The modeling found that lows flows, flows below 22 megalitres a day as determined by the NSW Office of Water guidelines, occur 20 per cent of the time. The Macquarie Pipeline will not operate during these times. 
 

On average, 300,000 megalitres a year flows past the proposed off take point. The pipeline’s long term average extraction is 1665 megalitres or 0.54 per cent of flows. This will improve the city’s secure yield by 2800 megalitres, double that first estimated. The pipeline’s peak demand has been capped at 12 megalitres a day.

On a day when the 34 megalitre trigger is reached and peak extraction of 12 megalitres occurs, the water level in the river would fall by 19mm. For 50 per cent of the time flows exceed 110 megalitres a day.

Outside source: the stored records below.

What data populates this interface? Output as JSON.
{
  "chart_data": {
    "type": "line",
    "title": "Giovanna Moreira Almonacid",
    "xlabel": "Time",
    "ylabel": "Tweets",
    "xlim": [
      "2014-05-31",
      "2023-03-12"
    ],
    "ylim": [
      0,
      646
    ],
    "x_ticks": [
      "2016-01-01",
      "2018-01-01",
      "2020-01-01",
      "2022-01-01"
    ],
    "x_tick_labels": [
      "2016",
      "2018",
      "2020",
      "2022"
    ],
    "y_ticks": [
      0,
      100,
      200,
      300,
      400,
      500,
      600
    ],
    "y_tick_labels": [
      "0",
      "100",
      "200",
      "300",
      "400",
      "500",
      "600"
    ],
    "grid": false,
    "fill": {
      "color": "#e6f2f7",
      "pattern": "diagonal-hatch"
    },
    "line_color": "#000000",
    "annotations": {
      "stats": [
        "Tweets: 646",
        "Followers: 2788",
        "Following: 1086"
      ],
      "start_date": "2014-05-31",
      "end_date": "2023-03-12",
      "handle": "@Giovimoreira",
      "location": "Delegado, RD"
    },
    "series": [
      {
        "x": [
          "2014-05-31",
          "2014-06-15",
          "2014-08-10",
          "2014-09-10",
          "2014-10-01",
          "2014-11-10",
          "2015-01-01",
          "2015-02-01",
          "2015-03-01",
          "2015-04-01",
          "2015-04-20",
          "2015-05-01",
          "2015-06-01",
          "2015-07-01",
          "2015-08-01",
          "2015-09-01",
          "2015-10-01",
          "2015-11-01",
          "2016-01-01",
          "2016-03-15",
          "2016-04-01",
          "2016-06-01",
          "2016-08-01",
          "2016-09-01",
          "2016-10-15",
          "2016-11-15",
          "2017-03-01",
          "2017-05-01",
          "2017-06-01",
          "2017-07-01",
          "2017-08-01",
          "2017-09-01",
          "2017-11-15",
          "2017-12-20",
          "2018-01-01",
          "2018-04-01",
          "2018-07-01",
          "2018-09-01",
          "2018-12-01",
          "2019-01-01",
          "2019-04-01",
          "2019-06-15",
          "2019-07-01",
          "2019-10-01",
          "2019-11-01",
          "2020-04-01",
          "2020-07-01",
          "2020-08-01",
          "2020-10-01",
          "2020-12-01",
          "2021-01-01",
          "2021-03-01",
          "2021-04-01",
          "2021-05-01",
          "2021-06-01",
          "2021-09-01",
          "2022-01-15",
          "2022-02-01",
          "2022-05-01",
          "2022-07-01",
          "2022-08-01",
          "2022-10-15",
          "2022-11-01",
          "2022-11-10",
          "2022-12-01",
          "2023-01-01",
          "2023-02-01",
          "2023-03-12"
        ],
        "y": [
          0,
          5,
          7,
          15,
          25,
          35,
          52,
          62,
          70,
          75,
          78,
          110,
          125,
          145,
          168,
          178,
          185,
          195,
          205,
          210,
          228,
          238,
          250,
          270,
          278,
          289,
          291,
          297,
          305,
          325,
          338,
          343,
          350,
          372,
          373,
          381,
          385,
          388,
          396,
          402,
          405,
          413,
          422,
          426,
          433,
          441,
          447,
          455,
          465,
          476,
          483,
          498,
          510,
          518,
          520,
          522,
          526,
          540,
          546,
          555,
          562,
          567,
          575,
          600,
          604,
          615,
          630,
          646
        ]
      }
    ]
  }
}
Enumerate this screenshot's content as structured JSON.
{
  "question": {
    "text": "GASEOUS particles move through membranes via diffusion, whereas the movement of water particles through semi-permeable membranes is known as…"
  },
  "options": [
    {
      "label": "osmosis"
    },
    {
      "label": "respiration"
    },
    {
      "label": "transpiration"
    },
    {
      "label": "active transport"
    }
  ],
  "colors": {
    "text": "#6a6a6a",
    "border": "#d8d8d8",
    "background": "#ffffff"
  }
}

The State Government access rules for town water supplies do not contain cease to pump thresholds or triggers, which means Orange City Council is going beyond the requirements of the Draft Water Sharing Plan for the Macquarie Bogan Unregulated and Alluvial Water Sources by committing to a 34 megalitre trigger.

The latest assessment also found that the downstream impact of the Macquarie Pipeline would be negligible. For example the pipeline operations would equate to 0.16 per cent reduction of inflows into Burrendong Dam.

The Hydrology and Water Security Assessment is a key component of the Environmental Assessment. It will be forwarded to the Department of Planning for an adequacy assessment and then released to the public.